At this time of year, the green alkanet - with its intense blue flowers, each dotted white at the centre, showing against fresh green foliage - is one of our most beautiful plants. (I say 'our', but it's an introduction, probably of long standing, probably grown for the red dye that can be extracted from its roots - its name is a derivative of the Arabic word for henna.) The alkanet has all too short a prime, so enjoy it while it lasts. Once the leaves start growing and the flowers fading, it becomes less attractive and gradually degenerates into a leathery, grey-leaved, gristle-rooted invader that crops up everywhere you don't want it, and stings like a nettle if you try to pull it out with bare hands.
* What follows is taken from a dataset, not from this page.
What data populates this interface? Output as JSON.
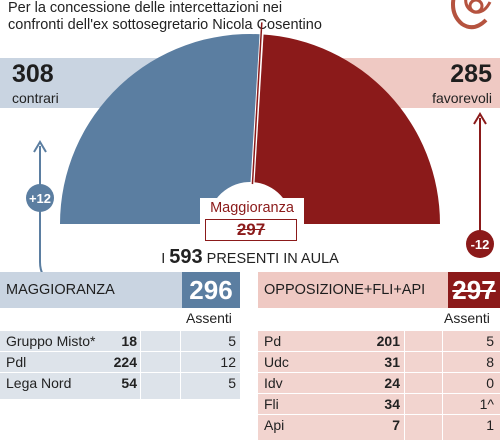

The short-lived beauty of the alkanet is easily overlooked in the midst of the great spring flowering - the flowering I enjoyed yesterday when the sudden arrival of sunny warm weather had me heading for the Surrey hills. Cowslips and violets everywhere, bluebells and windflowers in the old coppices, lovely pink-white cuckoo flowers showing above the grasses, blackthorn and wild cherry in full bloom...
And what of the butterflies, I hear you ask? Orange tips, brimstones, a few tortoiseshells and peacocks (still no red admiral), speckled woods, holly blues... I was hoping for a green hairstreak (especially after my hairstreak duck last year), but no such luck (perhaps that long cold spell has held them back). However, my old friend the dingy skipper was flying - I saw three or four - and, a delightful surprise, a grizzled skipper, that little beauty that deserves a better name. As does its dingy cousin. In my book, there are no dingy butterflies.